Nous fûmes conduits à l’étage inférieur, je choisis le restaurant Grill dont la porte affichait des prix au moins deux fois supérieurs au bar à l’étage, me plaçant dans une situation délicate. Elle souriait comme nulle autre de ma vie ne m’avait jamais souri, sans psychotropes. Ses yeux pétillaient de contentement : je ne pus me résoudre qu’à rester là, assis l’un en face de l’autre sur des sièges luxueux, séparés d’une table nappée, à proximité de la baie vitrée qui révélait l’agitation incessante de la capitale. Le passage du jour à la nuit contribuait à la fugacité de l’idéal-même de ce repas en tête à tête que j’accomplis ce soir-là. Je commandai deux plats dont l’un aux noix de Saint-Jacques et deux verres de vin rouge. Quand le repas fut servi, je notai combien nous étions dans un restaurant gastronomique. Diêp me raconta son quotidien à Hanoï. Elle réside dans une chambre d’un foyer où elles sont douze à dormir dans la même pièce avec une salle d’eau pour toutes. Sa grand-mère l’aide. Ses parents ont divorcé dès son plus jeune âge et ont fondé une autre famille, il lui revient de se débrouiller, de travailler pour se nourrir et contribuer aux dépenses dans le cadre de ses études. À l’époque, elle avait planifié de rejoindre la France en 2021 pour ses études. Le coût s’élève à 3 000 € pour les étrangers depuis la récente loi du gouvernement concernant les frais d’études pour les étrangers. Je ne pense pas qu’elle pourra se le permettre : elle refuse toute aide monétaire et je ne saurais l’aider avant des années.

Elle me raconta quelques anecdotes, comme d’avoir manipulé une kalachnikov.

« That way, I know how to defend and protect myself. »

J’appris qu’elle était tout juste majeure, j’avais 21 ans, elle 19. Je ne sais plus ce que je lui avais raconté de ma vie, la beauté de ce moment me décontenançait et je peinais à croire qu’elle accepterait de poursuivre cette rencontre le temps de la nuit. De nombreuses jeunes filles me l’avaient déjà refusé. Le physique de Diêp me plaît autant que sa personne.

«  Would you like to make a loop at the lake ? m’interroge-t-elle.

– Which one ?

– Tay Ho.

– For sure.

– Would you like to drive ? You’re too heavy for me.

– I’m sorry I don’t know how to drive, I can’t. »

Une fois au lac, nous rangeâmes les casques dans le coffre arrière dont la serrure ne fonctionnait plus.
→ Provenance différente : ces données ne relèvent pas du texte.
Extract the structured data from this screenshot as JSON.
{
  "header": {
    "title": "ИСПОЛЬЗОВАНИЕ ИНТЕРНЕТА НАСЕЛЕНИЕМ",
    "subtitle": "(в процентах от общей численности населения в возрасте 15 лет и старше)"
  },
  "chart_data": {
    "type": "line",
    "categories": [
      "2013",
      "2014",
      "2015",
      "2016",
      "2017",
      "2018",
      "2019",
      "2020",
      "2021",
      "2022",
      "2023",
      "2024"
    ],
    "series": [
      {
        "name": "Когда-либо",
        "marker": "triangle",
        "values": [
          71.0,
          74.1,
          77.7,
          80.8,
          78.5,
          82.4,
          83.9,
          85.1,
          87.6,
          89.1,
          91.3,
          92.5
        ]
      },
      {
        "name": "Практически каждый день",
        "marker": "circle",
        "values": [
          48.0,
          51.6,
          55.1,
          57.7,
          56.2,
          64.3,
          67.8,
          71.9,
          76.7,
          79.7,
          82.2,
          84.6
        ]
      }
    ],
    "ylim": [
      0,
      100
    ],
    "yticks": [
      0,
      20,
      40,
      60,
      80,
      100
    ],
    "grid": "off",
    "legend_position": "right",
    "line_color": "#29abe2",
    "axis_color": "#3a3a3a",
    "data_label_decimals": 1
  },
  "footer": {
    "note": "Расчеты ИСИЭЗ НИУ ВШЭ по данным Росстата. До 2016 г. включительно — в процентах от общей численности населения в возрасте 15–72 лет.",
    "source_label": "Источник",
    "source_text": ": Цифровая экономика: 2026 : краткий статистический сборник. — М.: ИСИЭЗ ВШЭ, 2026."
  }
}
Diêp demanda en vietnamien au commerçant en face, lorsque nous lui achetâmes un jus de fruit, de surveiller le véhicule, de ce que j’en présume. Nous nous installâmes sur un banc. Un couple se bécotait sur un scooter. Nous discutâmes, en anglais toujours. Diêp se connecta à internet pour accompagner la soirée de chansons. Ce fut d’abord « Enjoy the Silence » de Depeche Mode.

En face de nous, l’eau s’étendait sur plusieurs kilomètres. Les lumières des immeubles tout autour créaient des faisceaux pharesques multidirectionnels, éclairait notre moment de touches terrestres et électriques.

Un réverbère le long du lac Tay Ho à Hanoï.

Transporté par notre discussion, je tâche de ne pas songer à mon retour et de vivre cet instant. Elle mit « La vie en rose », en chanta les paroles tout en me fixant droit dans les yeux. J’eus pu rester là jusqu’à ma mort, à côté d’elle. L’horloge tournait, il serait bientôt nuit. Diêp me fit part du couvre-feu de son foyer.

«  Would you lite to join ma at the hotel I sleep ?

– Yes. »

Rarement trois lettres m’ont autant comblé de bonheur et de fortune. Je la pris par la main, nos doigts s’entrelacèrent, je caressai tendrement son bras d’une grâce remarquable. Nous nous levâmes et marchâmes jusqu’au scooter. Un féroce chien aboya soudainement, j’eus le réflexe de protéger Diêp en la faisant reculer. Par chance, le chien portait une muselière. Nous en rîmes.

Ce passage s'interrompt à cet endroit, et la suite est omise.